Key points in the minutes include:
- PRA representatives indicated that supervisory oversight would intensify over the coming weeks and months, with an active meeting programme and monitoring in place to see firms make progress in line with industry milestones.
- The lending market was noted as a more challenging area than other segments. The PRA was monitoring firms’ preparation and saw that compounded in arrears SONIA was actively being used across bi-lateral, syndicated and multi-currency deals. However, data from Q4 2020 suggested less than 20% of new commercial lending was taking place on a ‘day 1’ SONIA basis. This was not a volume that gave the PRA comfort that all firms had made the necessary preparations to meet the Q1 2021 GBP lending milestone.
- The PRA had been made aware of some firms in syndicates holding back progress by advising clients to remain on LIBOR. There was a strong message from the PRA that they would not allow these firms to act as a brake on transition. Long lead times for the necessary changes had already been accounted for through staggered milestones, with an end-Q3 2020 target of firms to actively offer alternatives ahead of ceasing GBP LIBOR issuance at end-Q1 2021.
- In relation to legacy contracts, the PRA’s expectation was that wherever possible all legacy LIBOR contracts would be amended to include at least a contractually robust fallback, or preferably an agreed conversion to an alternative rate no later than the end of 2021.

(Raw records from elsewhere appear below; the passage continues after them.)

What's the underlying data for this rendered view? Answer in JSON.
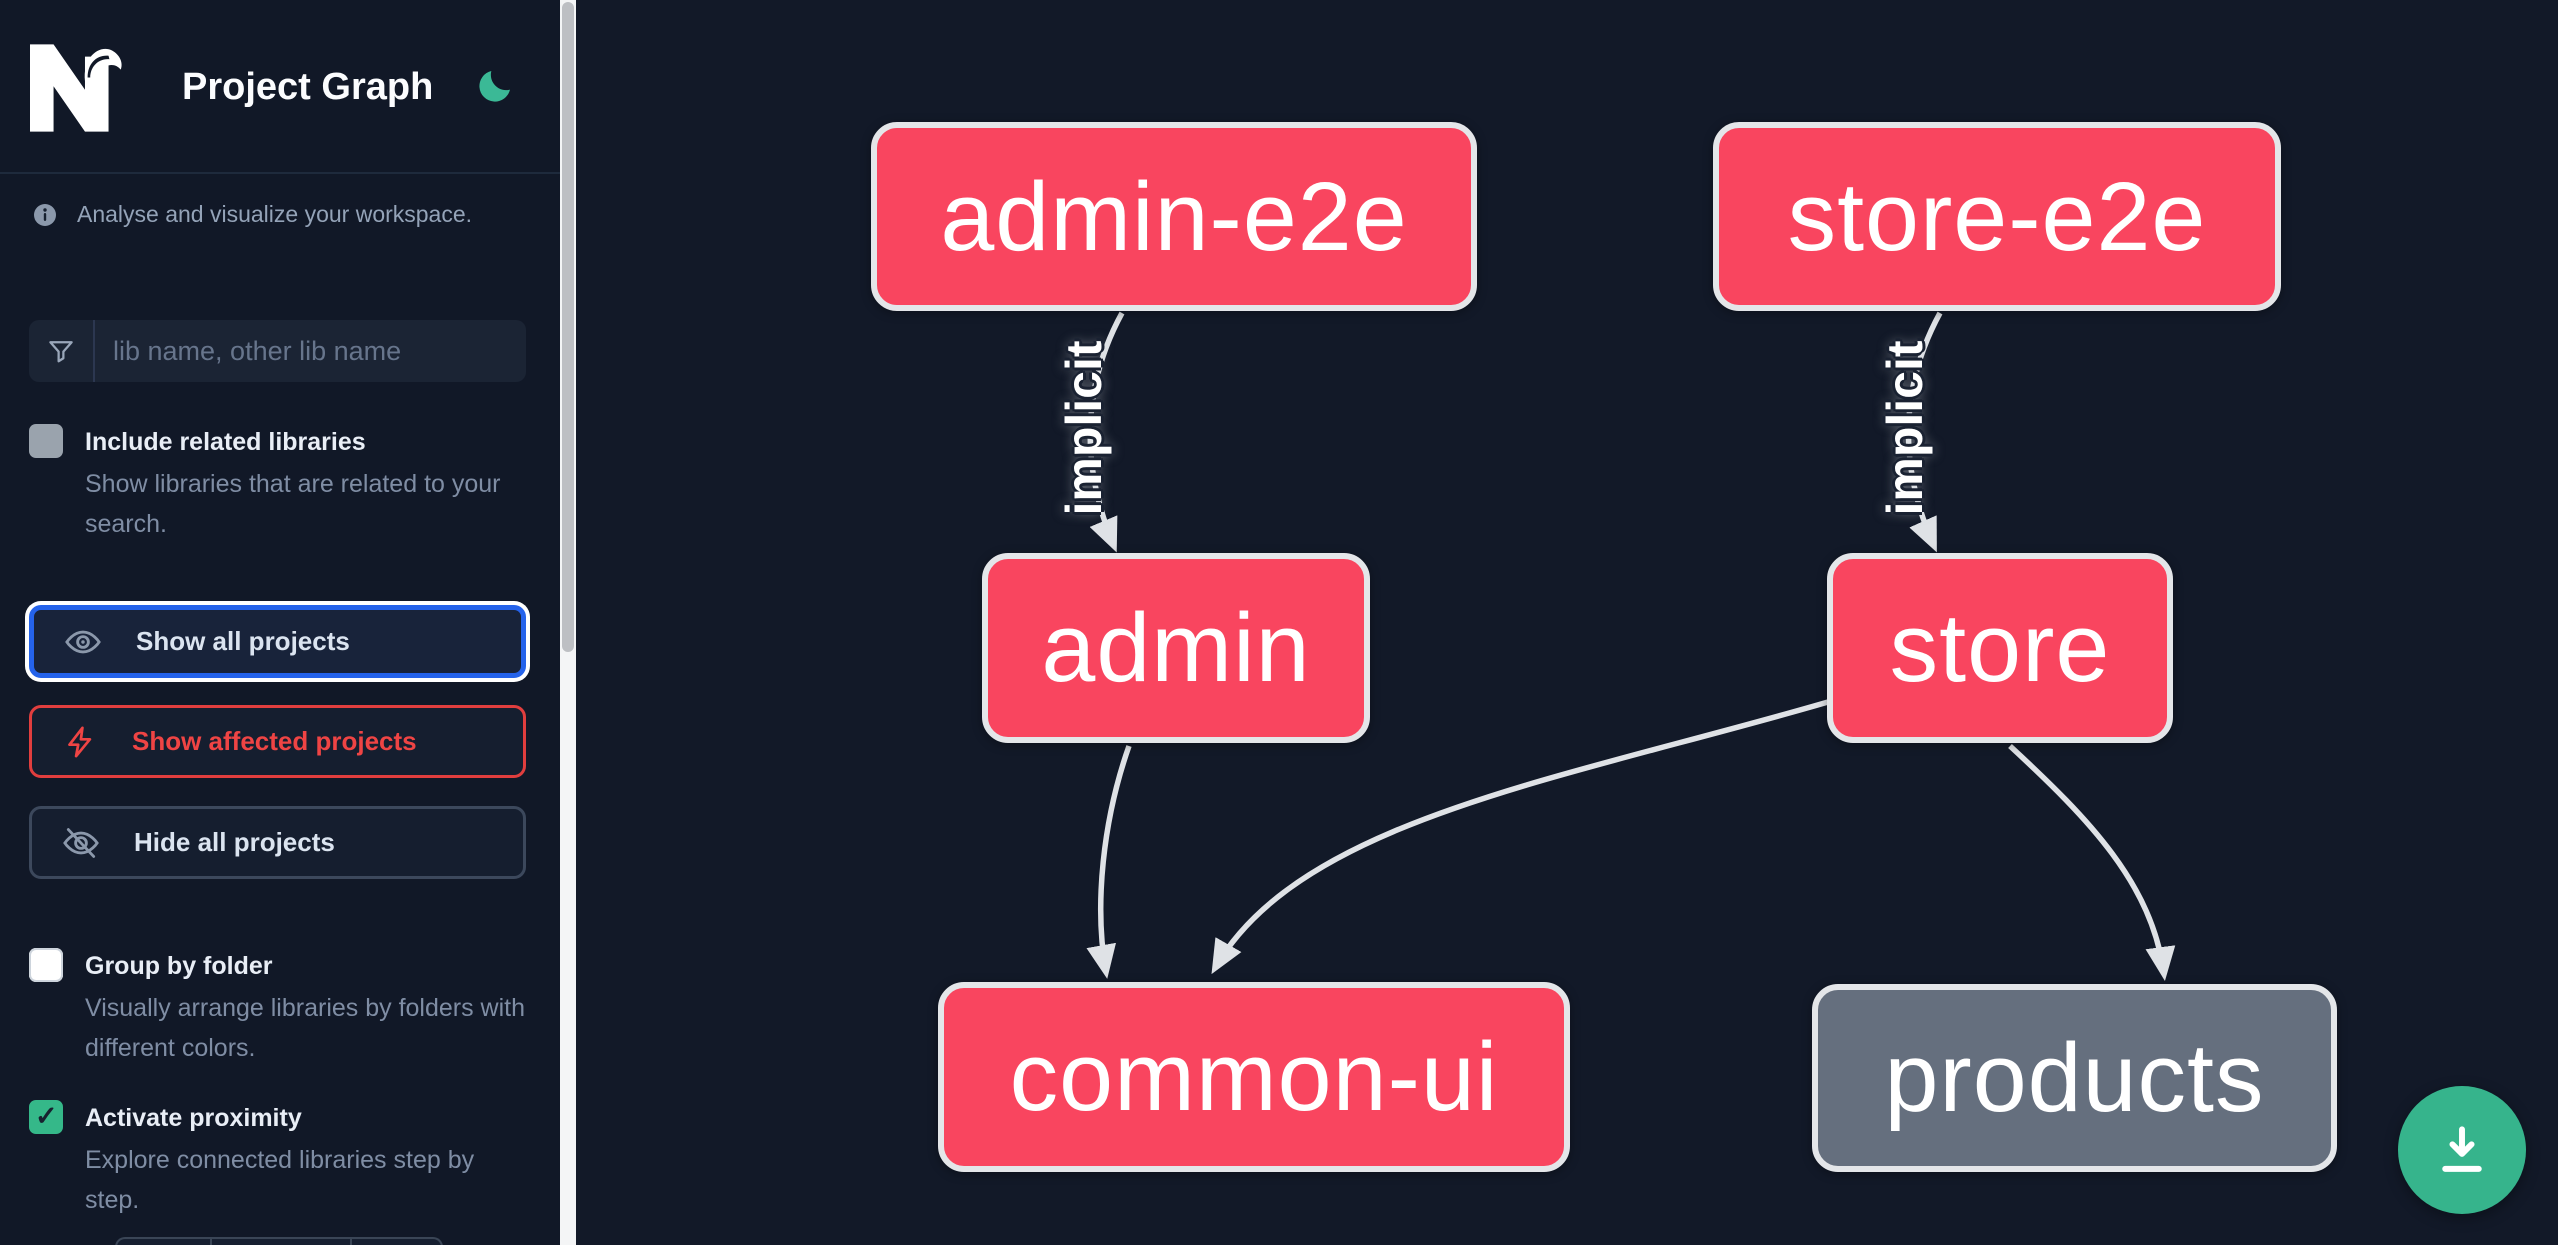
{
  "header": {
    "title": "Project Graph",
    "logo": "nx-logo",
    "theme_toggle_icon": "moon"
  },
  "sidebar": {
    "tagline": "Analyse and visualize your workspace.",
    "search": {
      "placeholder": "lib name, other lib name",
      "value": "",
      "icon": "funnel-filter-icon"
    },
    "options": [
      {
        "label": "Include related libraries",
        "description": "Show libraries that are related to your search.",
        "checked": false
      },
      {
        "label": "Group by folder",
        "description": "Visually arrange libraries by folders with different colors.",
        "checked": false
      },
      {
        "label": "Activate proximity",
        "description": "Explore connected libraries step by step.",
        "checked": true
      }
    ],
    "buttons": [
      {
        "label": "Show all projects",
        "icon": "eye-icon",
        "state": "focused"
      },
      {
        "label": "Show affected projects",
        "icon": "bolt-icon",
        "state": "affected"
      },
      {
        "label": "Hide all projects",
        "icon": "eye-off-icon",
        "state": "default"
      }
    ]
  },
  "graph": {
    "nodes": [
      {
        "label": "admin-e2e",
        "color": "pink"
      },
      {
        "label": "store-e2e",
        "color": "pink"
      },
      {
        "label": "admin",
        "color": "pink"
      },
      {
        "label": "store",
        "color": "pink"
      },
      {
        "label": "common-ui",
        "color": "pink"
      },
      {
        "label": "products",
        "color": "gray"
      }
    ],
    "edges": [
      {
        "from": "admin-e2e",
        "to": "admin",
        "label": "implicit"
      },
      {
        "from": "store-e2e",
        "to": "store",
        "label": "implicit"
      },
      {
        "from": "admin",
        "to": "common-ui",
        "label": ""
      },
      {
        "from": "store",
        "to": "common-ui",
        "label": ""
      },
      {
        "from": "store",
        "to": "products",
        "label": ""
      }
    ]
  },
  "download_button": {
    "icon": "download-icon"
  },
  "colors": {
    "node_pink": "#f9455f",
    "node_gray": "#656f7e",
    "edge_gray": "#dfe2e6",
    "accent_green": "#36b48c",
    "focus_blue": "#2563eb",
    "affected_red": "#ef4444",
    "background": "#121928"
  }
}
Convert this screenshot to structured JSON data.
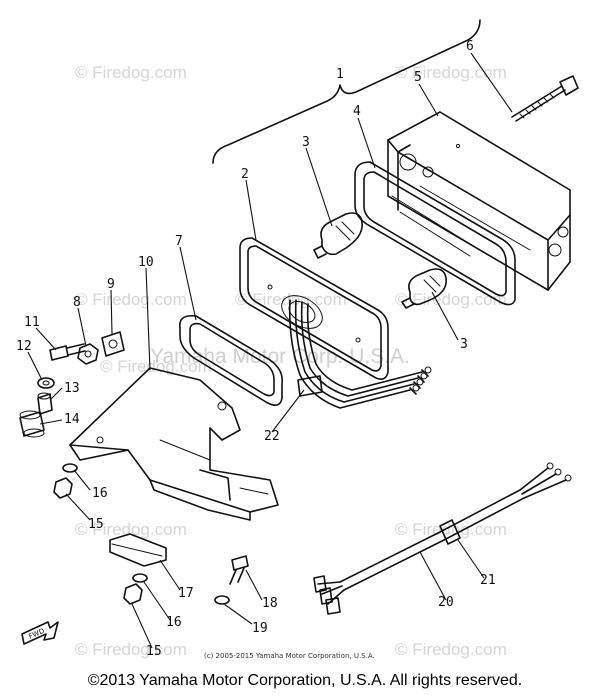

- Within syndicated lending markets, the PRA expected the lead arranger to proactively consult with other banks on a timeline consistent with Working Group milestones. Lead arrangers and syndicate members should make their supervisors aware if they were not receiving satisfactory engagement.
- Firms would need to ensure they considered the increasing conduct risks associated with continued offering of LIBOR products especially where liquidity in these products was likely to deteriorate. The FCA noted that moving away from LIBOR was the most effective way to mitigate conduct concerns and would challenge firms where it believed they should be doing more to shift business away from LIBOR. The FCA and the PRA would act on intelligence where syndicates were not shifting away from GBP LIBOR and the FCA had already had conversations on this with some participants of a syndicate deal that closes in Q2 2021.
- The Bank of England (BoE) highlighted that examples of multi-currency deals were already in place with a robust non-LIBOR sterling leg, demonstrating its feasibility. It was recognised that the lead bank may be booking the deal outside of the UK, but to the extent they were part of a regulated group in the UK, supervisors would take a dim view on them not following Working Group guidelines. While some differences in currency timelines were recognised, messaging from US regulators and the Alternative Reference Rates Committee had also highlighted that USD LIBOR should stop being used as soon as practicable.
- A BoE representative noted the Working Group’s messaging to date could be summarised in two tiers – that robust fallbacks should be put in place to the greatest extent possible to provide a backstop, and that ideally contracts would be actively transitioned where possible.